Clark pointed out that “I’ll still be on the board” of directors once SpectraSite mergers with Boston-based American Tower in an all-stock deal valued at $3.1 billion. And for the time being, his days are full with meetings and planning for the transition and integration of the two companies.
“We have a lot of people putting in a lot of hours working on this,” Clark explained. “Our operations team has been a great story. They have stayed together through the downturn, the turnaround and now the merger.”
A Turnaround Story
Both companies have towers in the country’s top 100 markets, and the firms outlined several hundred million dollars worth of overlap in their pre-merger talks. “We will have a $1 billion company with $400 million in free cash flow,” he said, his voice brimming with enthusiasm.
American Tower has operations in the top 400 metro markets, so its footprint is much larger. However, SpectraSite offers some revenue-generators its future parent doesn’t, such as in-building wireless systems for shopping malls and places like casinos.
The merger will cap a remarkable comeback for SpectraSite, which declared bankruptcy, restructured and got out of bankruptcy in “73 days” as Clark noted with pride. “Cash flow was never a problem,” he added, stressing that long-term debt presented problems that had to be addressed by the restructuring. The rebuilding left the company’s original stockholders with a 5-percent stake, he added.
Once rebuilt, however, SpectraSite still faced major challenges — a primary one being “the consolidation of our customers,” he explained. As Cingular bought AT&T Wireless, Nextel and Sprint agreed to merge and Alltel made its own buy, Clark said SpectraSite had to grow “in order to be taken seriously” by the larger wireless carriers. The American Tower deal was a result of that changing landscape.
What merged operations will mean for SpectraSite’s more than 2,000 employees remains to be determined. American Tower and SpectraSite stockholders will have special meetings on Aug. 3 to vote on the merger. In the meantime, Clark says officials from both firms continue to talk with the Department of Justice about the particulars of the deal. The Federal Communications Commission has already granted its blessing, he said, and the merger approval process is moving forward faster than he thought it would.

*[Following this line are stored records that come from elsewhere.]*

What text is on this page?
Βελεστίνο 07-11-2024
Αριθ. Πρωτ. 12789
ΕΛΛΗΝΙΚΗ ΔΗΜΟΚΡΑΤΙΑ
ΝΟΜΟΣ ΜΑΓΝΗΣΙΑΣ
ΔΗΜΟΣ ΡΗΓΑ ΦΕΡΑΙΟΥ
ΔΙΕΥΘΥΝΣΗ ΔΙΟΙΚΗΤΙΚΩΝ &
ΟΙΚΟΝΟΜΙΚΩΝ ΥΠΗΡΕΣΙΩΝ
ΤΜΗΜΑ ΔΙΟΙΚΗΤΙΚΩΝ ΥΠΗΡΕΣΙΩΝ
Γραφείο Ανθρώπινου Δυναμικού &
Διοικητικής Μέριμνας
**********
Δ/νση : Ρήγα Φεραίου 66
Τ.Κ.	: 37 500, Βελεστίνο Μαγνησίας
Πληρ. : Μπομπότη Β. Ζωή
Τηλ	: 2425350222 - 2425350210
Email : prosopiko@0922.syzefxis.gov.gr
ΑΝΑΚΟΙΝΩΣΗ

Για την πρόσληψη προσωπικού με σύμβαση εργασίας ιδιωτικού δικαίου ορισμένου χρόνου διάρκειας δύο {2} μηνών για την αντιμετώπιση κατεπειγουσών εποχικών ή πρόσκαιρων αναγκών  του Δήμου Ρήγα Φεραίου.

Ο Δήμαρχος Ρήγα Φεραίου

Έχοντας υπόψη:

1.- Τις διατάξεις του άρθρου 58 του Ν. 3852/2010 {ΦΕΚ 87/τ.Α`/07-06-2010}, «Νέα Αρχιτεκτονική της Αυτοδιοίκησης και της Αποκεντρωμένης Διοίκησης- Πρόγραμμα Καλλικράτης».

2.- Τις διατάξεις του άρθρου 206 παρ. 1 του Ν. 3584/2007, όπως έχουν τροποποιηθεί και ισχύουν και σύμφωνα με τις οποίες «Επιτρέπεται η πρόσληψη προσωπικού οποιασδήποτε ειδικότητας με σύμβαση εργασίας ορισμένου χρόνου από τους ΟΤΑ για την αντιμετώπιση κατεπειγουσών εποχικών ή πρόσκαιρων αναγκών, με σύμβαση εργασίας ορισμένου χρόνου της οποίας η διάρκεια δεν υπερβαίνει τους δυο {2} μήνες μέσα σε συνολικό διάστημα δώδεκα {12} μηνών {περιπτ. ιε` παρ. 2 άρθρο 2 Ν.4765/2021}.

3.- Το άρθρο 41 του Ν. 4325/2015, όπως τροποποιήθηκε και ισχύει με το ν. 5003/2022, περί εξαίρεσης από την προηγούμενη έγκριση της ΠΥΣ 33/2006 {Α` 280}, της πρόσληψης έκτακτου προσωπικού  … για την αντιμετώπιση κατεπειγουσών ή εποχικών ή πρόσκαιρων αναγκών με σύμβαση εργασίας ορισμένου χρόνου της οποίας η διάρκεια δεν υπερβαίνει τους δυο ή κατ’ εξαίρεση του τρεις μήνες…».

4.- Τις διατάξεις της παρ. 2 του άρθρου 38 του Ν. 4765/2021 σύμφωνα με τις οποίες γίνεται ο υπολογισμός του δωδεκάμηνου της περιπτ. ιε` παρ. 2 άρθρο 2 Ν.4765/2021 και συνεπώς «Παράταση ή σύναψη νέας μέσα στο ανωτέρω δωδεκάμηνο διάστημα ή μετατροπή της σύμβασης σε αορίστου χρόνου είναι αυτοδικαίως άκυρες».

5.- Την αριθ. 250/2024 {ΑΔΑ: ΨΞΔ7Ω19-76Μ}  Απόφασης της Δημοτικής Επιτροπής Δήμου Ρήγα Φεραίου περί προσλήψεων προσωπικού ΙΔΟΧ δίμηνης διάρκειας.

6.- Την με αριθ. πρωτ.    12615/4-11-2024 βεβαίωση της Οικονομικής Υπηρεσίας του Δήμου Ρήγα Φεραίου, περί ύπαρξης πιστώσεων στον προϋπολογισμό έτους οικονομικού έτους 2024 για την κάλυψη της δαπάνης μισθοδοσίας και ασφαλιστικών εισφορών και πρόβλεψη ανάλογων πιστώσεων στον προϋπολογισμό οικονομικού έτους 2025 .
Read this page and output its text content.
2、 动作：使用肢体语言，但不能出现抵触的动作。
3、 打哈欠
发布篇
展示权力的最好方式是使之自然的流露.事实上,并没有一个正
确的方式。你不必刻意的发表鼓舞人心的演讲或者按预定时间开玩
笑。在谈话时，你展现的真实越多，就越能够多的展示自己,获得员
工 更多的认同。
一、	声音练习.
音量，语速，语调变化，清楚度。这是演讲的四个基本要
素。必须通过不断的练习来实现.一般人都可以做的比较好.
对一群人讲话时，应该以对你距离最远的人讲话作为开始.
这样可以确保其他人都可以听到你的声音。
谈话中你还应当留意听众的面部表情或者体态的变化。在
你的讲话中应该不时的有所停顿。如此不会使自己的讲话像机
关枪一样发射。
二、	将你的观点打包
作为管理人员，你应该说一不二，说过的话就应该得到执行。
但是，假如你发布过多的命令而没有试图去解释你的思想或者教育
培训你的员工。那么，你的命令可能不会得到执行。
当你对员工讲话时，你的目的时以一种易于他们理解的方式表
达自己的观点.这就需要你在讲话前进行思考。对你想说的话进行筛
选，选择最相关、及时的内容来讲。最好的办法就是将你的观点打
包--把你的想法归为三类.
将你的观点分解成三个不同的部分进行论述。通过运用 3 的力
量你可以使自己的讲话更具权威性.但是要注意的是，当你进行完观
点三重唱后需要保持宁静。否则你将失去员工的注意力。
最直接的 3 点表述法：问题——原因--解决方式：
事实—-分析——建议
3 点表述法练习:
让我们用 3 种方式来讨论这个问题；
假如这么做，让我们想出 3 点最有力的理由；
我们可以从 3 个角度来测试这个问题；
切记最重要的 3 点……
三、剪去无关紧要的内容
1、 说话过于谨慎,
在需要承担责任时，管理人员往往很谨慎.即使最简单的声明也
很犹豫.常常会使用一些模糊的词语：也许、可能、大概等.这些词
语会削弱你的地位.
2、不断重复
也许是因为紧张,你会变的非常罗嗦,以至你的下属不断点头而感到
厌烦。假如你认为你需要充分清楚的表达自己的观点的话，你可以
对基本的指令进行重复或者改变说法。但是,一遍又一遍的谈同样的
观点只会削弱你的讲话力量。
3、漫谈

Praise for His ‘First Investor’
In accepting the CED award, Clark made sure to salute the members of his management team who were with him. “I’ll be forever in their debt,” he said.
Clark also took time to delivery a gentle shot in the ribs of venture capitalists while praising a longtime partner who was seated next to him for dinner – Chris Hegele of Intersouth Partners.
“I am concerned that the entrepreneurial pendulum has swung too far” against startups, Clark told the crowd of 400. He pointed out that venture capitalists “have to have courage” to make investments “that aren’t in mezzanine rounds”.
Hegele, who worked at Kitty Hawk Partners, met Clark when Clark was seeking financing for one of his startups — PCX Corporation, a manufacturer of electrical distribution systems. Hegele convinced Kitty Hawk to put money into PCX, which was later sold. When Clark launched SpectraSite, Hegele was his “first investor”, as Clark describes him, again.
“He’s a brave man,” Clark said with a smile.
Hegele would have not of that. Asked what he saw in Clark and his two companies that led to his decision to invest, Hegele didn’t hesitate a second in responding.
“The reason is standing right there,” Hegele said, nodding toward Clark. “He’s not only a remarkable CEO; he’s also a remarkable person.”
Rick Smith is managing editor of Local Tech Wire.